Potensi Defisit Stok
Naiknya harga daging juga diiringi dengan ancaman defisit stok yang membayanginya. Kekhawatiran ini diutarakan oleh Sekretaris Jenderal Asosiasi Pengusaha Importir Daging Indonesia (Aspidi), Suhandri.
Dia mengungkapkan stok daging di Indonesia saat awal Ramadhan terancam langka imbas penerbitan izin impor daging dari Kementerian Perdagangan mengalami keterlambatan. Menurut dia, penerbitan izin impor tahun ini untuk kebutuhan Ramadhan berbeda dengan periode yang sama tahun lalu.
Pada 2023, izin impor diterbitkan dengan jarak waktu satu bulan lebih awal jelang bulan puasa. Namun pada tahun ini penerbitan izin tersebut dilakukan kurang lebih dua minggu jelang Ramadhan. Jadi, akan ada keterlambatan stok daging sapi saat awal bulan suci.
“Benar [akan ada kelangkaan di awal Ramadhan] karena stok daging di distributor juga tergantung dari stok di importir, di samping ketersediaan sapi lokal yang saya kira juga belum siap stoknya,” ucap Suhandri saat dihubungi Tirto, Senin (11/3/2024) lalu.
Pengamat pertanian dari Center of Reform on Economic (CORE), Eliza Mardian, menilai kenaikan harga di awal bulan ini memang disebabkan sebab tingginya permintaan diiringi suplai yang kurang memadai. Eliza memantau, harga daging sapi di sentra-sentra produksi daging seperti Jawa Timur, Jawa Barat dan Jawa Tengah kompak mengalami kenaikan.
“Artinya dari sisi supply kurang, karena memang kebutuhan daging nasional itu kurang lebih 45 persennya dari impor,” ujar Eliza kepada reporter Tirto.
Menurut dia, kenaikan harga daging sapi kemungkinan cukup dirasakan peternak meskipun dampaknya tidak signifikan. Hal ini terlihat dari nilai tukar peternak yang naik tipis pada Februari 2024 menjadi 100,79, dari bulan sebelumnya di angka 100,49.
“Namun memang secara besaran keuntungan peternak lokal tidak besar, karena kuantitas yang dijual tidak banyak. Mengingat skala usaha peternak lokal yang mayoritas adalah skala kecil,” kata Eliza.

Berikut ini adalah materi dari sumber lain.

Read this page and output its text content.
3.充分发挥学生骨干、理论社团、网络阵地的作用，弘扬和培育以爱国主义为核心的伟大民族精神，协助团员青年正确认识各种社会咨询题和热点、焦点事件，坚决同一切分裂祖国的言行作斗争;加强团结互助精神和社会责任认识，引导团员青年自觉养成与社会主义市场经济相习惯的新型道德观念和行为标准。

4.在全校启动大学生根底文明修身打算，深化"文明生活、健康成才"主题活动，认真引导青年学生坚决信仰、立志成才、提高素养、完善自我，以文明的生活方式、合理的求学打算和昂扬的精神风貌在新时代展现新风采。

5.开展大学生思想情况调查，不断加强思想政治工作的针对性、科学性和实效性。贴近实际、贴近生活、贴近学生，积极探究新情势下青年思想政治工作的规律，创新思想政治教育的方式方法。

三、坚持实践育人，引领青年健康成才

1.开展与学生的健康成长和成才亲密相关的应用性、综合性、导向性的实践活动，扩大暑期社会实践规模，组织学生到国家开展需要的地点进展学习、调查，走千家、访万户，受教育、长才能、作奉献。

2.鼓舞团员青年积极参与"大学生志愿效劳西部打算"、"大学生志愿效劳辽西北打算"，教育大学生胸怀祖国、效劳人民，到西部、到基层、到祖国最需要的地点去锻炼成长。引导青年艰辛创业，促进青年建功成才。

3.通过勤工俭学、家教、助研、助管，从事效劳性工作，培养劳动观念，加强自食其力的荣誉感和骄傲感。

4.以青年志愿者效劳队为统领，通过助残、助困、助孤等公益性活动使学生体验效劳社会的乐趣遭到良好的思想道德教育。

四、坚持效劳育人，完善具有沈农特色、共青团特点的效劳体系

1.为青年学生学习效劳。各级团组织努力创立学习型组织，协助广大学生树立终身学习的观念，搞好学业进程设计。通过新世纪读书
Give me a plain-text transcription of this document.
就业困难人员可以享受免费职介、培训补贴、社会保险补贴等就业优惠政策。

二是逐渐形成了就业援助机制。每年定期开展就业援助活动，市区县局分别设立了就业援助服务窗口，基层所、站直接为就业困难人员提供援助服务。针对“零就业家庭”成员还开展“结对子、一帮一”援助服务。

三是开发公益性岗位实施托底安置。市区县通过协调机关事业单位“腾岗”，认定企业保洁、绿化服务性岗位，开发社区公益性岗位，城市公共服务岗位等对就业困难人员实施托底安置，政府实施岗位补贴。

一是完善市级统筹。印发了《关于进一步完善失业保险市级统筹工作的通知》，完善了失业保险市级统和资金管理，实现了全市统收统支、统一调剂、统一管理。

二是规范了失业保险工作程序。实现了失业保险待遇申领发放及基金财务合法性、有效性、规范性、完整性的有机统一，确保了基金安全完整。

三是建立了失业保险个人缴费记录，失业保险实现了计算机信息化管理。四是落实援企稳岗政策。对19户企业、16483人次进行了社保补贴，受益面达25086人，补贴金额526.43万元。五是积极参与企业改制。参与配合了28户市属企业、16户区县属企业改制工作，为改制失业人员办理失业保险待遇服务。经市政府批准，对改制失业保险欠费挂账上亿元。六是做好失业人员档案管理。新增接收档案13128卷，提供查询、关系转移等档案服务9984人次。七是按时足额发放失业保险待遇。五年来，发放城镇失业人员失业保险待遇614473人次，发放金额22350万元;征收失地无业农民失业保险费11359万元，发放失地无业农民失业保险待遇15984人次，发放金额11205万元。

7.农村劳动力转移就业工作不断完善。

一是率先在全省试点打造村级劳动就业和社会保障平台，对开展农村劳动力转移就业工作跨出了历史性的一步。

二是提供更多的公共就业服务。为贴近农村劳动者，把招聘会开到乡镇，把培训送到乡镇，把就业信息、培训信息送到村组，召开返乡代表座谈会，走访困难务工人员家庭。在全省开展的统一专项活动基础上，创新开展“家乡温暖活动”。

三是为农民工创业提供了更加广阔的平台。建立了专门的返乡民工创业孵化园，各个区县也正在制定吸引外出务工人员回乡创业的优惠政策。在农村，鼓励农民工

Sementara untuk kenaikan harga daging ayam, dia menyebut hal ini disebabkan pola budidaya tahunan. Sebab, saat ini memang sebagian besar peternak belum panen, dan diperkirakan akan memetik hasil di bulan April 2024. Ditambah, momentum Ramadhan yang menyebabkan harga daging ayam terkerek.
“Jadi [kenaikan harga] tidak serta-merta membuat peternak langsung sejahtera. Bahkan Nilai Tukar Peternak per Februari kemarin lebih rendah jika dibandingkan dengan November 2023 lalu,” ungkap Eliza.
Maka, niat baik Mentan Amran Sulaiman sebaiknya diiringi solusi untuk menekan harga daging sapi dan ayam yang meroket di bulan Ramadhan. Kenaikan harga tidak sekonyong-konyong membuat kantong peternak tebal. Sebaliknya, sejumlah data yang diungkap para pengamat pangan justru menunjukkan keadaan peternak kecil yang masih terseok-seok.
Jika tak dibenahi, bukan mustahil daging sapi dan ayam hanya akan dinikmati oleh kelompok kalangan atas di bulan Ramadhan. Terlebih, dengan lambatnya impor daging sapi yang menimbulkan kekhawatiran langkanya daging lembu di pasaran.
Eliza berpendapat, pemerintah sebaiknya memperbaiki manajemen stok dan distribusi. Pasalnya, setiap daerah punya harga yang berbeda-berbeda. Daging sapi misalnya tertinggi bisa menyentuh hingga Rp161 ribu per kilogram di Kalimantan Selatan dan Aceh. Di sisi lain, ada daerah yang harganya justru rendah, seperti Kepulauan Riau yang rata-rata dipatok Rp100 ribu per kilogram.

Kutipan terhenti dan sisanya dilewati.